As the concept of work reduces to a thing people do, instead of also being a place they go to, organizations have learned that their people crave contact. To adapt to (what we’ve all been calling) the ‘new normal,’ rise through the chaos it’s thrown us into, and eventually thrive, we need to think of what ‘normal’ should look like in the long run. To continue to attract the best talent, it is now imperative for companies to look at employee experience in a way that they have until now looked at customer experience.

It is essential to support your most loyal brand ambassadors, your employees, to make their days a little bit easier and happier. At Genpact, while enabling our people to work from home, we’ve also subscribed to the best-in-class collaborative tools, organized wellness webinars, and provided access to counseling services. To help our employees live happier, healthier lives, we also decided to give them on-the-house unlimited premium access to Headspace, a global, science-based leader in meditation and mindfulness apps. With many of us experiencing increased demands on our time for childcare and elderly care, we’ve organized webinars with experts. There’s also a company-wide support group for those of us who are parents and a portal to access the best articles on parenting, especially during a pandemic.

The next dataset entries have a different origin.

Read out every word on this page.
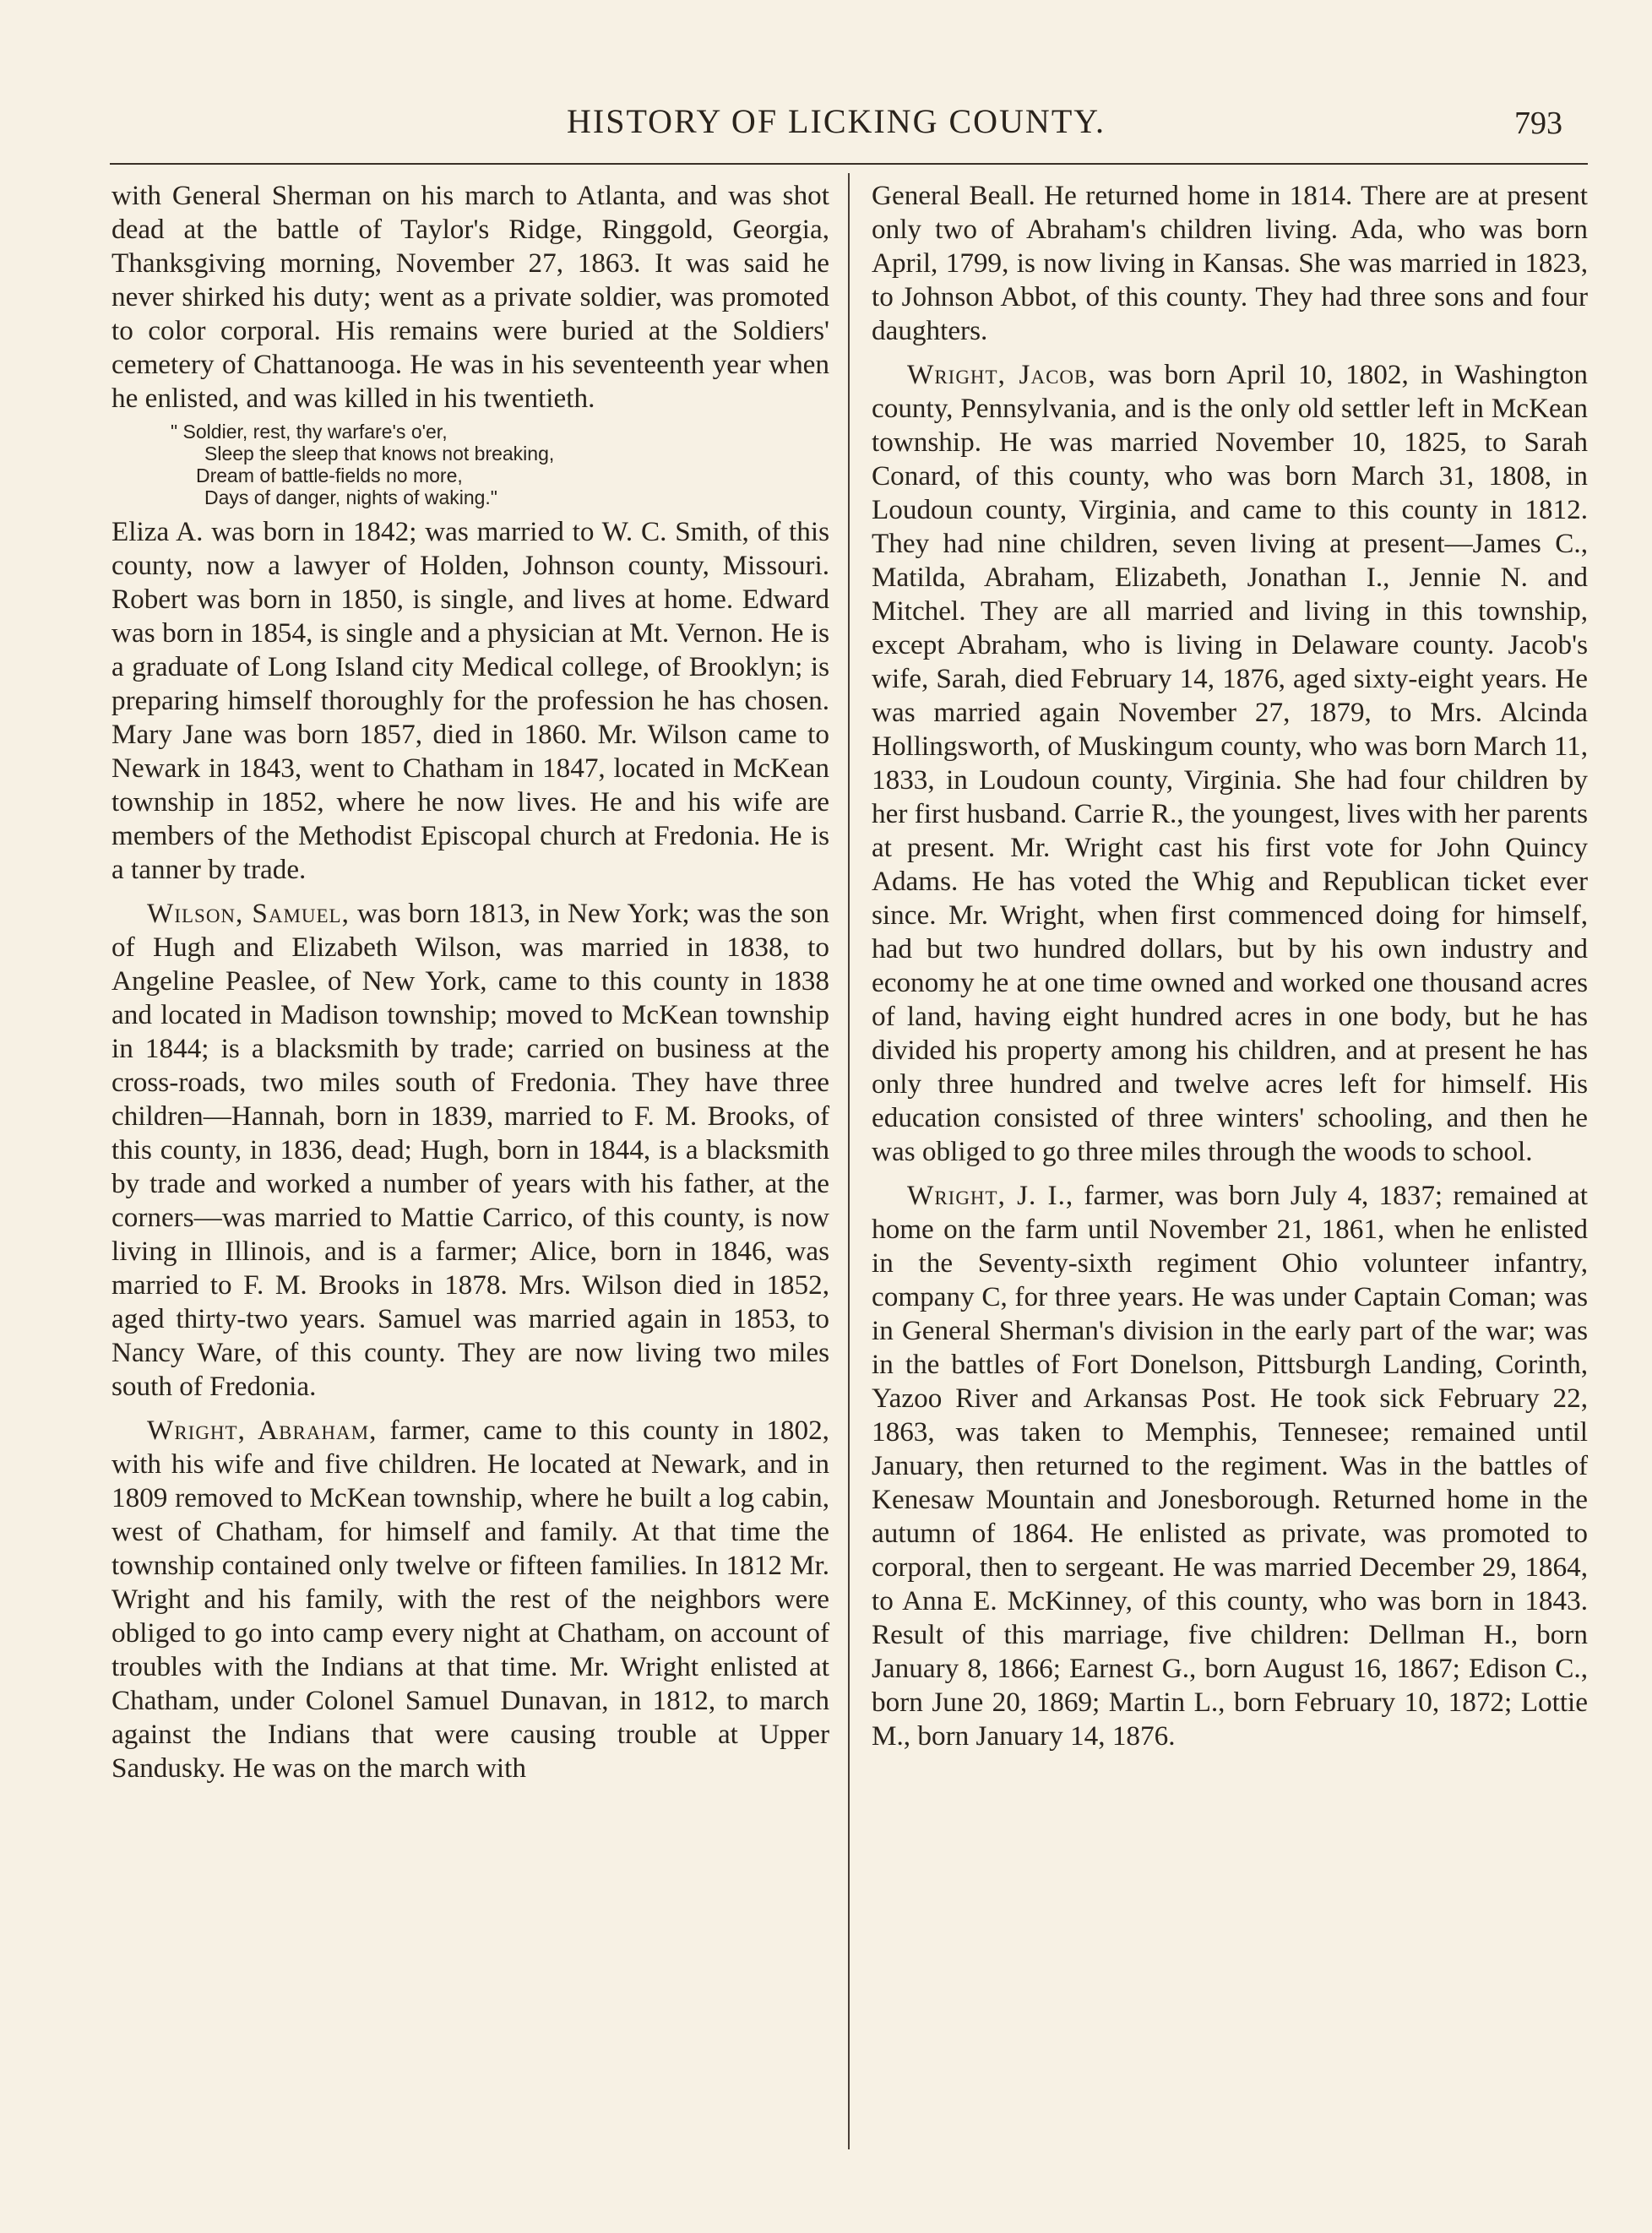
HISTORY OF LICKING COUNTY.	793

with General Sherman on his march to Atlanta, and was shot dead at the battle of Taylor's Ridge, Ringgold, Georgia, Thanksgiving morning, November 27, 1863. It was said he never shirked his duty; went as a private soldier, was promoted to color corporal. His remains were buried at the Soldiers' cemetery of Chattanooga. He was in his seventeenth year when he enlisted, and was killed in his twentieth.

" Soldier, rest, thy warfare's o'er,
Sleep the sleep that knows not breaking,
Dream of battle-fields no more,
Days of danger, nights of waking."

Eliza A. was born in 1842; was married to W. C. Smith, of this county, now a lawyer of Holden, Johnson county, Missouri. Robert was born in 1850, is single, and lives at home. Edward was born in 1854, is single and a physician at Mt. Vernon. He is a graduate of Long Island city Medical college, of Brooklyn; is preparing himself thoroughly for the profession he has chosen. Mary Jane was born 1857, died in 1860. Mr. Wilson came to Newark in 1843, went to Chatham in 1847, located in McKean township in 1852, where he now lives. He and his wife are members of the Methodist Episcopal church at Fredonia. He is a tanner by trade.

Wilson, Samuel, was born 1813, in New York; was the son of Hugh and Elizabeth Wilson, was married in 1838, to Angeline Peaslee, of New York, came to this county in 1838 and located in Madison township; moved to McKean township in 1844; is a blacksmith by trade; carried on business at the cross-roads, two miles south of Fredonia. They have three children—Hannah, born in 1839, married to F. M. Brooks, of this county, in 1836, dead; Hugh, born in 1844, is a blacksmith by trade and worked a number of years with his father, at the corners—was married to Mattie Carrico, of this county, is now living in Illinois, and is a farmer; Alice, born in 1846, was married to F. M. Brooks in 1878. Mrs. Wilson died in 1852, aged thirty-two years. Samuel was married again in 1853, to Nancy Ware, of this county. They are now living two miles south of Fredonia.

Wright, Abraham, farmer, came to this county in 1802, with his wife and five children. He located at Newark, and in 1809 removed to McKean township, where he built a log cabin, west of Chatham, for himself and family. At that time the township contained only twelve or fifteen families. In 1812 Mr. Wright and his family, with the rest of the neighbors were obliged to go into camp every night at Chatham, on account of troubles with the Indians at that time. Mr. Wright enlisted at Chatham, under Colonel Samuel Dunavan, in 1812, to march against the Indians that were causing trouble at Upper Sandusky. He was on the march with

General Beall. He returned home in 1814. There are at present only two of Abraham's children living. Ada, who was born April, 1799, is now living in Kansas. She was married in 1823, to Johnson Abbot, of this county. They had three sons and four daughters.

Wright, Jacob, was born April 10, 1802, in Washington county, Pennsylvania, and is the only old settler left in McKean township. He was married November 10, 1825, to Sarah Conard, of this county, who was born March 31, 1808, in Loudoun county, Virginia, and came to this county in 1812. They had nine children, seven living at present—James C., Matilda, Abraham, Elizabeth, Jonathan I., Jennie N. and Mitchel. They are all married and living in this township, except Abraham, who is living in Delaware county. Jacob's wife, Sarah, died February 14, 1876, aged sixty-eight years. He was married again November 27, 1879, to Mrs. Alcinda Hollingsworth, of Muskingum county, who was born March 11, 1833, in Loudoun county, Virginia. She had four children by her first husband. Carrie R., the youngest, lives with her parents at present. Mr. Wright cast his first vote for John Quincy Adams. He has voted the Whig and Republican ticket ever since. Mr. Wright, when first commenced doing for himself, had but two hundred dollars, but by his own industry and economy he at one time owned and worked one thousand acres of land, having eight hundred acres in one body, but he has divided his property among his children, and at present he has only three hundred and twelve acres left for himself. His education consisted of three winters' schooling, and then he was obliged to go three miles through the woods to school.

Wright, J. I., farmer, was born July 4, 1837; remained at home on the farm until November 21, 1861, when he enlisted in the Seventy-sixth regiment Ohio volunteer infantry, company C, for three years. He was under Captain Coman; was in General Sherman's division in the early part of the war; was in the battles of Fort Donelson, Pittsburgh Landing, Corinth, Yazoo River and Arkansas Post. He took sick February 22, 1863, was taken to Memphis, Tennesee; remained until January, then returned to the regiment. Was in the battles of Kenesaw Mountain and Jonesborough. Returned home in the autumn of 1864. He enlisted as private, was promoted to corporal, then to sergeant. He was married December 29, 1864, to Anna E. McKinney, of this county, who was born in 1843. Result of this marriage, five children: Dellman H., born January 8, 1866; Earnest G., born August 16, 1867; Edison C., born June 20, 1869; Martin L., born February 10, 1872; Lottie M., born January 14, 1876.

Before I end, I’d just like to express my ardent wish, in the hope that some part of the universe really does listen, that while we continue to find our feet in this post-COVID world, we will also soon be able to return to the world we used to know. While we share a joke or raise a toast over Zoom, here’s to being able to backslap our colleagues, shake hands with our clients, and walk to the nearest pub for an after-work drink with our teams.

Oliver Henzler

Executive Coach & Facilitator of High Impact Team Journeys

3 年

Thank you for this article, Piyush Mehta. It aptly reflects so many of our current experiences and poses some interesting conundrums for our new normal. I am intrigued by what kind of three dimensional experiences we can create in the virtual settings that go beyond zoom fatigue but leverage the new tools we have. Your hat example is one such example, playful and sharing of our mutual humanity.

Vinod Baptist

Financial Services - Digitization, Risk Management and Operations

3 年

Loved the hat making contest. Such a nice way to acknowledge and accommodate the fact that work from home is an intrusion into the family space.

Great insights Piyush - all for letting the colours bleed into each other!!